A moving interview with footballer Clarke Carlisle in The Sunday Times, where he discusses the micro-aggressions he endured as a black man, being stopped by the police for driving a nice car and walking around in a daze in Liverpool considering suicide. “I’m wandering around thinking, ‘How would they want to find me dead, where will there be few or no witnesses, where might nobody find me? If I was a first responder, what’s a responsible way to find a dead person?’ It’s a totally warped compass.” A happy ending follows: at a Burnley v Liverpool match after one such suicide attempt, every fan in the stadium broke out into a minute of applause in support.
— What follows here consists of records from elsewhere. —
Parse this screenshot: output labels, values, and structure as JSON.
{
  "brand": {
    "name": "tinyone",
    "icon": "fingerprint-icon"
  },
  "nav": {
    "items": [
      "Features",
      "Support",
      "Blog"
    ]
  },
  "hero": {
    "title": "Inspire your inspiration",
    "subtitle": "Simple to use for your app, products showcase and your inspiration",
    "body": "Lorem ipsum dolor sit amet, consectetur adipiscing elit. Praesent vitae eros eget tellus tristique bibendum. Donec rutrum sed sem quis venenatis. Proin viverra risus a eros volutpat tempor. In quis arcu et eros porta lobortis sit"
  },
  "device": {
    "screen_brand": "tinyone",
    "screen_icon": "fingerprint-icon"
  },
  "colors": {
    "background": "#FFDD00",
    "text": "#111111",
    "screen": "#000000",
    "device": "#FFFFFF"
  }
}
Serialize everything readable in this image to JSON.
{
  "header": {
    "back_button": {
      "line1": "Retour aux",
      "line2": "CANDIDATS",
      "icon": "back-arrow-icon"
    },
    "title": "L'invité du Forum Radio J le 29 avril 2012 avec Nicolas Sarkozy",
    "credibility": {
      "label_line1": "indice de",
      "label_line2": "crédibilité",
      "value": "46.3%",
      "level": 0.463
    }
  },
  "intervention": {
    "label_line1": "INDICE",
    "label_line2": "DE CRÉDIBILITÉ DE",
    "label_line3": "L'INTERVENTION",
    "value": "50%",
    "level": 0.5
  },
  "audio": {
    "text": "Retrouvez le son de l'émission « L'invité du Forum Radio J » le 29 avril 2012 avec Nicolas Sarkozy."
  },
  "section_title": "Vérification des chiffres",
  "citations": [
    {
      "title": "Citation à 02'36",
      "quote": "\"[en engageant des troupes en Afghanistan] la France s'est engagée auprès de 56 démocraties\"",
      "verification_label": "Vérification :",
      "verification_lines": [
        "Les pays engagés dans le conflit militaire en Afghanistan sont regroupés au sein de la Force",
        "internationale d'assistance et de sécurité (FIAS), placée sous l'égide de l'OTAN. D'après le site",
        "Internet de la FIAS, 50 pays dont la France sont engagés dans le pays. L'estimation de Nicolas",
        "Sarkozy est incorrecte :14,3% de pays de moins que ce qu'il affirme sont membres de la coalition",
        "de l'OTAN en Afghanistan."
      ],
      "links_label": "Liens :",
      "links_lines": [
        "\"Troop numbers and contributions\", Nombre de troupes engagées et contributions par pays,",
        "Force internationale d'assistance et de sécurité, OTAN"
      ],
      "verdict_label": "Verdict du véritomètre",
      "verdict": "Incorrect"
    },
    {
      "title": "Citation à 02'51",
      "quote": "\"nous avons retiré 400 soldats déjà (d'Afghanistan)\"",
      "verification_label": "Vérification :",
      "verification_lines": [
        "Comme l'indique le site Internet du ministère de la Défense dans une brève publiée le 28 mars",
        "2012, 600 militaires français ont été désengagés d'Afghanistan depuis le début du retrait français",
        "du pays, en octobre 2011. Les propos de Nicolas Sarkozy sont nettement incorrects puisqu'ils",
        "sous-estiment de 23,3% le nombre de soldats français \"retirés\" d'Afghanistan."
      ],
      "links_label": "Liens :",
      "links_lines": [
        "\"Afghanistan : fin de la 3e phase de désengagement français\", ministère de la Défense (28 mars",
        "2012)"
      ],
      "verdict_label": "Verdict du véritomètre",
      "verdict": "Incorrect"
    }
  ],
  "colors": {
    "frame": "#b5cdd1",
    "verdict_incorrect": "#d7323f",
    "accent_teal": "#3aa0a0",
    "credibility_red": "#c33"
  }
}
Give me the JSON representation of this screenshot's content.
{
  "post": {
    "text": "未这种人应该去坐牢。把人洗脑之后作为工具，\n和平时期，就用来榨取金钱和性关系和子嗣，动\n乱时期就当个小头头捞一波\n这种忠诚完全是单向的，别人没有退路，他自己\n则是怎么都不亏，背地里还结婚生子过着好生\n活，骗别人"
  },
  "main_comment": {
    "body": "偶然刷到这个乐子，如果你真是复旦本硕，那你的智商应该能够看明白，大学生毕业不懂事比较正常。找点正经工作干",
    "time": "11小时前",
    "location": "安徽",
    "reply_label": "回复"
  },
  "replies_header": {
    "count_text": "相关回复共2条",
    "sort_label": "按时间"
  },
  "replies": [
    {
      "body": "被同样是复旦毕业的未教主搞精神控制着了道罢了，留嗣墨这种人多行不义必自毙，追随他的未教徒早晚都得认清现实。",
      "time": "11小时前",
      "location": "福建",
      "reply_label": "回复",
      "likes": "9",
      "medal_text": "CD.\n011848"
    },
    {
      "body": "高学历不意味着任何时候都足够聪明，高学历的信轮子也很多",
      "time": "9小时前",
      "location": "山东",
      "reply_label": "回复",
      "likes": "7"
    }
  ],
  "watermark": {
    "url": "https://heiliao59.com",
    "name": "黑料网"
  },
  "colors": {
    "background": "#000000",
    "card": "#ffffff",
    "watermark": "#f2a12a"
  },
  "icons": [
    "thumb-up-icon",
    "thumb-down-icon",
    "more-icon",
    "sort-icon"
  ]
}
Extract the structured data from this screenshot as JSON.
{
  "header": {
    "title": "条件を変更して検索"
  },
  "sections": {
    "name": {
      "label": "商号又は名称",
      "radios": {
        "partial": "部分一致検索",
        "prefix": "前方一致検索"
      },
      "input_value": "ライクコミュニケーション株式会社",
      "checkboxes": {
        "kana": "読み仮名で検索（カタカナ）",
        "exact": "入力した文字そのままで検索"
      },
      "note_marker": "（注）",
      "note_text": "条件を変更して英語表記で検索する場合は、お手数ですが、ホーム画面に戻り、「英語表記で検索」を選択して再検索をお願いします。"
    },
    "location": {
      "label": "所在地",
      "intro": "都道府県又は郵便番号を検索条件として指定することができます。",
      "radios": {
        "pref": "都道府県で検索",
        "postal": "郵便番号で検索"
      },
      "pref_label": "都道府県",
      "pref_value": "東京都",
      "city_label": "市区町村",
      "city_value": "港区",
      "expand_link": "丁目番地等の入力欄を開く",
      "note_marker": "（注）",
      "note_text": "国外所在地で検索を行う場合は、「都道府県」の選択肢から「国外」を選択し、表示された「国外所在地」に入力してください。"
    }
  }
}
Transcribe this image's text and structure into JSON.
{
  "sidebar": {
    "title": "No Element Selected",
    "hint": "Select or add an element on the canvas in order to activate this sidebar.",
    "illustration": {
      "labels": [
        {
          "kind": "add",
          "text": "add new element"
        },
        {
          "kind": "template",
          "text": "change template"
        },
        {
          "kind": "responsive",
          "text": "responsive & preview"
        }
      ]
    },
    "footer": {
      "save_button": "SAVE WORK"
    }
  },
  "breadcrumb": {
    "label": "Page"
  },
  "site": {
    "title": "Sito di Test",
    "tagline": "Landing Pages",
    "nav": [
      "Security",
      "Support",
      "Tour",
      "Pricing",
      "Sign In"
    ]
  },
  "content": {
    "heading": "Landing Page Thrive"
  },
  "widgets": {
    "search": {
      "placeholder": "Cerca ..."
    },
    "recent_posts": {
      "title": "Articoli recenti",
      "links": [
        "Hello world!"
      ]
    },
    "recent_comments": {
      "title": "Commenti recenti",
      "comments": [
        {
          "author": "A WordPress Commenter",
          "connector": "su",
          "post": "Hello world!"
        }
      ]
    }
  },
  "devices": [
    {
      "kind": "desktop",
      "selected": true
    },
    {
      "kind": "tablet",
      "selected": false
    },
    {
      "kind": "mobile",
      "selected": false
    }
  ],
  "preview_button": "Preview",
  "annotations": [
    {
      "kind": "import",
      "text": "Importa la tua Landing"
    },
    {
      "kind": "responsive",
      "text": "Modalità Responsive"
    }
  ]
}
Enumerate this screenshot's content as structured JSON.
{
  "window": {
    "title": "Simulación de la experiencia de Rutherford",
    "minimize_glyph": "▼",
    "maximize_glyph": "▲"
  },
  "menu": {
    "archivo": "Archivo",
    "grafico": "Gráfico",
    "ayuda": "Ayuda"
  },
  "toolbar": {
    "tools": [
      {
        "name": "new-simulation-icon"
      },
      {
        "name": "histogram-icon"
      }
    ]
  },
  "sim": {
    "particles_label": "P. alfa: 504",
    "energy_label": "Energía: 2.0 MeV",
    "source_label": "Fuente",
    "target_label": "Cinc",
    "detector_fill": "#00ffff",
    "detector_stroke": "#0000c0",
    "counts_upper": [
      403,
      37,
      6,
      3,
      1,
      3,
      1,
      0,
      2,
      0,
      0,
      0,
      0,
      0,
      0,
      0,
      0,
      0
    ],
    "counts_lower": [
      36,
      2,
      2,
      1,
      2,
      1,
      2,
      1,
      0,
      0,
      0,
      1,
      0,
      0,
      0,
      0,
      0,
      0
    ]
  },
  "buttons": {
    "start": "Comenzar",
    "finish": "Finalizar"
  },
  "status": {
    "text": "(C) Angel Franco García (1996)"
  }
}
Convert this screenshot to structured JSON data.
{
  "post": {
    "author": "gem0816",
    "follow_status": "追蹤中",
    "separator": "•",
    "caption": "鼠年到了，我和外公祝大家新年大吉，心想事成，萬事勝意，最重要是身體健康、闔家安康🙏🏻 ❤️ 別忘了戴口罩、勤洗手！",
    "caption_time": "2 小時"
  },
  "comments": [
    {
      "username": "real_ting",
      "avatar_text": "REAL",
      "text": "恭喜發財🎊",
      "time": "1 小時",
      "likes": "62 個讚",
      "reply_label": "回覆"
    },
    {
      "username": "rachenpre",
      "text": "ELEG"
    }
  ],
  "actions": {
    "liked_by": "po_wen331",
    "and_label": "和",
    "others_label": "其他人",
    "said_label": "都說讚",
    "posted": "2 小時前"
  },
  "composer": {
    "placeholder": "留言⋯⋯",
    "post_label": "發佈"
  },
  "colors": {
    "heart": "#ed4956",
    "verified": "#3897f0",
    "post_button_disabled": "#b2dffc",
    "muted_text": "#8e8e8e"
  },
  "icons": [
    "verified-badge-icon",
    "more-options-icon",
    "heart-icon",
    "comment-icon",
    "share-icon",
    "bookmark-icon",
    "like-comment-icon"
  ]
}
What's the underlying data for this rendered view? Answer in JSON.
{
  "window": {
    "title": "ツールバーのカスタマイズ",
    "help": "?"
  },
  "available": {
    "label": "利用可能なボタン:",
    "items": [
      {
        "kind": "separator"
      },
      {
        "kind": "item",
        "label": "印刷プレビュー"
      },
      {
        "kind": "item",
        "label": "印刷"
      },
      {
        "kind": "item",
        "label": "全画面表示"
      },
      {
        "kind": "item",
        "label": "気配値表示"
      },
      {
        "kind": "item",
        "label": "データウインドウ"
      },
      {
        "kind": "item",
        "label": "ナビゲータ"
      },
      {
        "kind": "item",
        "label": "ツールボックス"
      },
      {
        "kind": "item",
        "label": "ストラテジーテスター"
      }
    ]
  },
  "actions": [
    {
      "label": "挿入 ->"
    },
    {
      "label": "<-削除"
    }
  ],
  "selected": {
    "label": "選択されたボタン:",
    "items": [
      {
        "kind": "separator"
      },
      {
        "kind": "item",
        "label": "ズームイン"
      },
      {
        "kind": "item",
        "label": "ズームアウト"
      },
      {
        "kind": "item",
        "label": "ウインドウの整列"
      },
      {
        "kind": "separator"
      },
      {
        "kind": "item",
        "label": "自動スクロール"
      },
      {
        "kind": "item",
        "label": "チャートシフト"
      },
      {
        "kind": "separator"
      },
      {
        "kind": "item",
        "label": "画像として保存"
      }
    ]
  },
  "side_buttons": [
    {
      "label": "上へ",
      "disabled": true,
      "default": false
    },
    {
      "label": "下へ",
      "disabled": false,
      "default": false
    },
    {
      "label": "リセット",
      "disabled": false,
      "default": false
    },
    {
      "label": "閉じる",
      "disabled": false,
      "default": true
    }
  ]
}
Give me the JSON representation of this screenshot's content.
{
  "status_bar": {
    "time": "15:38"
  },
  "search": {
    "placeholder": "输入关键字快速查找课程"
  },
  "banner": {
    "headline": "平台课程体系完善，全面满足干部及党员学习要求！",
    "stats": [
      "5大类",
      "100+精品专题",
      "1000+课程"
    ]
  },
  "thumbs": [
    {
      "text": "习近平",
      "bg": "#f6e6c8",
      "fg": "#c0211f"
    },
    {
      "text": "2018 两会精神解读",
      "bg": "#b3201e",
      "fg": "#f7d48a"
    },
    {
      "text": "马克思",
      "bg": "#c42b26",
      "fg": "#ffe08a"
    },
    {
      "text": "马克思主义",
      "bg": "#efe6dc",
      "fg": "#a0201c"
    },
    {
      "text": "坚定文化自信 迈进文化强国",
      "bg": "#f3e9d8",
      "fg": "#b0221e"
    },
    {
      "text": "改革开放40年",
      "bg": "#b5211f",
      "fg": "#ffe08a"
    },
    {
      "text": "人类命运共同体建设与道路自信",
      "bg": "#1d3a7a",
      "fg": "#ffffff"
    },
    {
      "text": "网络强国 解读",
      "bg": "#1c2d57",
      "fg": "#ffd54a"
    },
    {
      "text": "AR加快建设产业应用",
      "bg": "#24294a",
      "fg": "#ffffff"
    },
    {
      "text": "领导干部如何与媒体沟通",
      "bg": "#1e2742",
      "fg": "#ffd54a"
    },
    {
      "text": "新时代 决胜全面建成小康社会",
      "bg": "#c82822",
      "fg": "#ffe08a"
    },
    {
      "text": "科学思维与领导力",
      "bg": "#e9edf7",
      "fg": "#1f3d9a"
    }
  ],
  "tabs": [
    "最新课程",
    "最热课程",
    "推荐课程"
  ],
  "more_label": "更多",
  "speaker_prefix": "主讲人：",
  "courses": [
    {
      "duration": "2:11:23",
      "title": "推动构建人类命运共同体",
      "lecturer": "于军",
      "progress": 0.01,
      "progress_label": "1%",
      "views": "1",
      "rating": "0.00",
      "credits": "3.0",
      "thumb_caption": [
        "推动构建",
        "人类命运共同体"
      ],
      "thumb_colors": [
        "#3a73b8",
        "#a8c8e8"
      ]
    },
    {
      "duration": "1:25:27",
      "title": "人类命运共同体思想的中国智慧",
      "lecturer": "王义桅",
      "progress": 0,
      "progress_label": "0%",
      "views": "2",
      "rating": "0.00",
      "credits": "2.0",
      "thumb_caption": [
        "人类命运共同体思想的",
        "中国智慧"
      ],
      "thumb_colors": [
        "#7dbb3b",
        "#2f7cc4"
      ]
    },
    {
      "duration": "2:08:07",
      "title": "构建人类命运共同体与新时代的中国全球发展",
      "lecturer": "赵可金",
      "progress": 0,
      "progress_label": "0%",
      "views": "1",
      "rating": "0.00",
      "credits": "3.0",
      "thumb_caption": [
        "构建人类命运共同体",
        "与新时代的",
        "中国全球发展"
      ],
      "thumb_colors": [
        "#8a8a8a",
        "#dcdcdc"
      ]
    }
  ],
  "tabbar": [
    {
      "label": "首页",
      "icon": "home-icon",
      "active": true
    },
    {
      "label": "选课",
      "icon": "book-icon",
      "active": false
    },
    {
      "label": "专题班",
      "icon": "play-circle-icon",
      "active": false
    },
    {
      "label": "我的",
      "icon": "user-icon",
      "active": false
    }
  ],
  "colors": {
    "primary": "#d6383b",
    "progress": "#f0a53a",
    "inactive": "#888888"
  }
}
In a passionate piece in The Atlantic, Tom McTague argues that Liverpool FC’s rise is akin to “a kind of turbocharged Thatcherite success story”, at odds with the perceived anti-establishment and left-wing sentiment in the city. This commercialisation is emblematic of how the football world is changing, and represents a loss for those who love the beautiful game. He writes: “Loss gives a love of things as they are, a desire to hold, to protect, to conserve—even if all attempts to do so come too late… That thing was the old hierarchy, the romance and glory, of European soccer, or rather my naive belief in it.”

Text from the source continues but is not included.